Originally printed by The Communities Foundation of Texas, Dallas, TX 1980 Also includes excerpts from North Texas State University Oral History Collection #10, “Interview with Bette Graham,” by Dr. Floyd Jenkins and Dr. Ruth Anderson, August 3, 1977.
The Gihon Foundation was started by Bette Nesmith Graham in Texas in 1977. She named Michael Nesmith, her son, and Patricia Hill, an attorney, as Trustees, and they remain as Trustees as of 2010. This is a brief history of Ms. Graham.

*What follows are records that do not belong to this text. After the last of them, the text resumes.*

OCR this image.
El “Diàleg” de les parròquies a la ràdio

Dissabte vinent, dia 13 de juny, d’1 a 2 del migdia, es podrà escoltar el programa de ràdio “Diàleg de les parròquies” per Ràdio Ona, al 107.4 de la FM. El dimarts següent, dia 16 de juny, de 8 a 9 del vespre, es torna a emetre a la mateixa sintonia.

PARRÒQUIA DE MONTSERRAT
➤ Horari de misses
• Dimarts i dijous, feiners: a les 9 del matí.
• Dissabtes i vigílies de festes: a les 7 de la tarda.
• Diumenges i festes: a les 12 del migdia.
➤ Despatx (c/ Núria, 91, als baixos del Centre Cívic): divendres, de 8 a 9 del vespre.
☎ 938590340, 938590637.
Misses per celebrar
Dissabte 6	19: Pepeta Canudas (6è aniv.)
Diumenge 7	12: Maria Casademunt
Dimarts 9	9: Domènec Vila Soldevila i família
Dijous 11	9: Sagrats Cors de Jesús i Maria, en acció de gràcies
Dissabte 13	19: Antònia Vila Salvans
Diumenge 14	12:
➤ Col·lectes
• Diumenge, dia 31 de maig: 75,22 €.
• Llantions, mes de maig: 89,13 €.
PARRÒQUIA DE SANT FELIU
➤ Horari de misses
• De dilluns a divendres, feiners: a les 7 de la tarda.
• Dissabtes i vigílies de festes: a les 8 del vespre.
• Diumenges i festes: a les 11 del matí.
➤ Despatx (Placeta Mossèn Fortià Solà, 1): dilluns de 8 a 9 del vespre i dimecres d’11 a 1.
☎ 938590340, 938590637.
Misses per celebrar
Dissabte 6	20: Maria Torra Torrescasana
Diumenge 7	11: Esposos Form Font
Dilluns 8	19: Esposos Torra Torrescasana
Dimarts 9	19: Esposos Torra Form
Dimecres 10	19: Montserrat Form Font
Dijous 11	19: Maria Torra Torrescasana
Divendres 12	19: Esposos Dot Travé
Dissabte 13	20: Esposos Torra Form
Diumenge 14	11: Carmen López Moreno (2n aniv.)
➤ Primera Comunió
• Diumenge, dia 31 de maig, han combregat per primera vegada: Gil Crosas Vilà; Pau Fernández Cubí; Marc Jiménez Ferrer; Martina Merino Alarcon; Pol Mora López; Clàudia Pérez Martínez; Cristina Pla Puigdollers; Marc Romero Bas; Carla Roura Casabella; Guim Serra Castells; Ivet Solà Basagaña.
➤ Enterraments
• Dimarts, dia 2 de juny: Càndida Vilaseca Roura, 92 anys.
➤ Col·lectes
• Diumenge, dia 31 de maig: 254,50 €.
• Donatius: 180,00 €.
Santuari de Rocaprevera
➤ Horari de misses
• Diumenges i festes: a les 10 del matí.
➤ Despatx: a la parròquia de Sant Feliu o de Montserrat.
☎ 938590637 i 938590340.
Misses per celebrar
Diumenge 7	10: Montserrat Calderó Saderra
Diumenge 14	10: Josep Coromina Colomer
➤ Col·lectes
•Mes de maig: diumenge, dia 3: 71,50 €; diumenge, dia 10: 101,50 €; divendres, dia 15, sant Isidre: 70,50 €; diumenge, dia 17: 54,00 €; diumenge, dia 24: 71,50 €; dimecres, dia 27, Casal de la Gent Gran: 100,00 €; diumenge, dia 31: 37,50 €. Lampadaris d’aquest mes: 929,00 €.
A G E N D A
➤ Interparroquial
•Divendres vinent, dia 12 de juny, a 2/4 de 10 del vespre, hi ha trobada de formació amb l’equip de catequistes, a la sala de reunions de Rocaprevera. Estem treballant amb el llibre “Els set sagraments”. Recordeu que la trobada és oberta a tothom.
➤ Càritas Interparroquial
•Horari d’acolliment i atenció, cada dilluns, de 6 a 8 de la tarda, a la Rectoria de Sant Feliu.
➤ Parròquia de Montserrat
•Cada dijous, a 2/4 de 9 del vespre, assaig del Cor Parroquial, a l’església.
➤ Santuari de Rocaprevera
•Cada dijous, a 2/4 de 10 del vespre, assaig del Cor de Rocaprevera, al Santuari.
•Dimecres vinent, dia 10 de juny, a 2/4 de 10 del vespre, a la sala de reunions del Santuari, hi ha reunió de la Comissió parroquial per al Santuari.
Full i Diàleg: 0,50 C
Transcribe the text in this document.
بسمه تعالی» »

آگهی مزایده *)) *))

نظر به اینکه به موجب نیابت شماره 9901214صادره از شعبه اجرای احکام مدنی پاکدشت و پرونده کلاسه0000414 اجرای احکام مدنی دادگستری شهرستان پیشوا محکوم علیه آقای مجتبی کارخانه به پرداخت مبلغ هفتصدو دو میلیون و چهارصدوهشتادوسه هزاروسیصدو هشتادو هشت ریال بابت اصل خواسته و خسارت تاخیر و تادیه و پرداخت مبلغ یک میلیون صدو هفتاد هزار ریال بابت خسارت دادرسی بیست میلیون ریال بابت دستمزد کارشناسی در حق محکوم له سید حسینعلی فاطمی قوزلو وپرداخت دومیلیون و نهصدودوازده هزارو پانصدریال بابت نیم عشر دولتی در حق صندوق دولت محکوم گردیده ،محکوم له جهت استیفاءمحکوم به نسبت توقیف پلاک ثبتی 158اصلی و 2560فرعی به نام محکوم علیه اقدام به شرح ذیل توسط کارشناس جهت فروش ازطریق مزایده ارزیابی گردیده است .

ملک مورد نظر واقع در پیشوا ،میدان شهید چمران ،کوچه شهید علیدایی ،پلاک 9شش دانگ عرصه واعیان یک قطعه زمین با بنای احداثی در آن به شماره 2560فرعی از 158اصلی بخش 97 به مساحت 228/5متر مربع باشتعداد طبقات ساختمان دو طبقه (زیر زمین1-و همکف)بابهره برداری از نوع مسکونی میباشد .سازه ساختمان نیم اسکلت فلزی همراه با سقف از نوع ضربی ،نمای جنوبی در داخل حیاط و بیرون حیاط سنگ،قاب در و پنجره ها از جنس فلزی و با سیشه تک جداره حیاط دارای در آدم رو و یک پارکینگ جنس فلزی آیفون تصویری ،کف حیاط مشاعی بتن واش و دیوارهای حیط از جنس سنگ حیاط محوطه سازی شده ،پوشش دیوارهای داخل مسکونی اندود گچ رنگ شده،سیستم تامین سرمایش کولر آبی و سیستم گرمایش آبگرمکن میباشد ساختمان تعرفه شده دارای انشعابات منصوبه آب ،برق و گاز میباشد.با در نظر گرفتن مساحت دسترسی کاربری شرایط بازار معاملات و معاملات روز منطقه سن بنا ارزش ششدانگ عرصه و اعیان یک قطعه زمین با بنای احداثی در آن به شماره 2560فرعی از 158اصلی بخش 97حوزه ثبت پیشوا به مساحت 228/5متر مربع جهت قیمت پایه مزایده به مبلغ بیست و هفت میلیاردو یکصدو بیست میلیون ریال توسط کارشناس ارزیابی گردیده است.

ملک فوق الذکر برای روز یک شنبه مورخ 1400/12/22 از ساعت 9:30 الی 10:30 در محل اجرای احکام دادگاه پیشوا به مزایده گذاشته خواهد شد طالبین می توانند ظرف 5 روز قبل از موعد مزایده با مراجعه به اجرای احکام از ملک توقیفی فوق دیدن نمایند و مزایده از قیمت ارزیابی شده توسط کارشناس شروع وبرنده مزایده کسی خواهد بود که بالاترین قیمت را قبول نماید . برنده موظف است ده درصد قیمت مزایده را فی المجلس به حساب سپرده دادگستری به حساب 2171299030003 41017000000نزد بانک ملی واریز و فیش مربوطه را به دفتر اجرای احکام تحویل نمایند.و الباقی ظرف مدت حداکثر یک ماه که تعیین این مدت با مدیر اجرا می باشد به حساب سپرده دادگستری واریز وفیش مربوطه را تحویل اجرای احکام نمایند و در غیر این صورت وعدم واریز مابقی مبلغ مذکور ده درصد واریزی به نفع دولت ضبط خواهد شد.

Dallas has had its share of outstanding business and professional women, but never has there been anyone else quite like Bette C. Graham. Courageous, bright, innovative, persistent, she proved that a woman could make it in the business world. To invent something is one thing; to market it is another. Bette Graham did both and became famous the world over as the inventor of Liquid Paper, the correction fluid that is a staple among office supplies.
She was born March 23, 1924 in Dallas, Texas to Christine Duval and Jesse McMurray. She was raised in San Antonio, TX and attended Alamo Heights School (grades 1 - 12). After graduating from high school, Graham married a soldier, Warren Nesmith. She gave birth to her only child, Michael Nesmith. In 1946 she divorced her husband. From that point she was the sole provider for herself and her son.
Bette Graham began her business career in 1951 as a secretary at Texas Bank & Trust, doing free-lance artwork on the side to earn extra money. It was through her knowledge of pigments, solvents and brushes that she came up with the idea of a fluid to paint out typing mistakes. Her friends began to use “Mistake Out” and in a relatively short time, she was supplying her product to all the secretaries in the building. Her kitchen was her manufacturing plant and remained so until 1964 when she moved the operation into a portable building in her back yard. Orders increased; Bette resigned her secretarial position and went into full-time marketing. She changed the name of her company to Liquid Paper in 1968 and moved into an 11,000 square foot building in Dallas.
Her success did not come easily. Diligent research went into improving her product. At the public library she located a formula for tempura paint, and a chemistry teacher at St. Mark's School helped her with her experimentation. An employee of a paint company showed her how to grind and mix paint. Michael Nesmith, her son, and his friends bottled and sold the product to office supply dealers picked out at random from the phone. Stories about Liquid Paper in trade magazines brought in orders from all over the country and the first big order, for 300 bottles in three colors, came from General Electric. That was when Bette made the decision to only work part time as a secretary and spend more time in her kitchen laboratory. In 1960 her business was a bit in the red, but she persisted. After her marriage to Robert M. Graham in 1962, they both went on the road personally marketing Liquid Paper, travelling the southern and western U.S. That was the turning point. Liquid Paper was made.
When the company moved into its 11,000 square foot headquarters in 1968, Bette Graham retired as President, but remained on the board until 1976. As President, she had directed all advertising and as Chairman of the Board, she continued to direct the company. In 1979, the Liquid Paper Company was sold to Gillette for $47.5 million.
Bette Graham died unexpectedly at the age of 56 in 1980.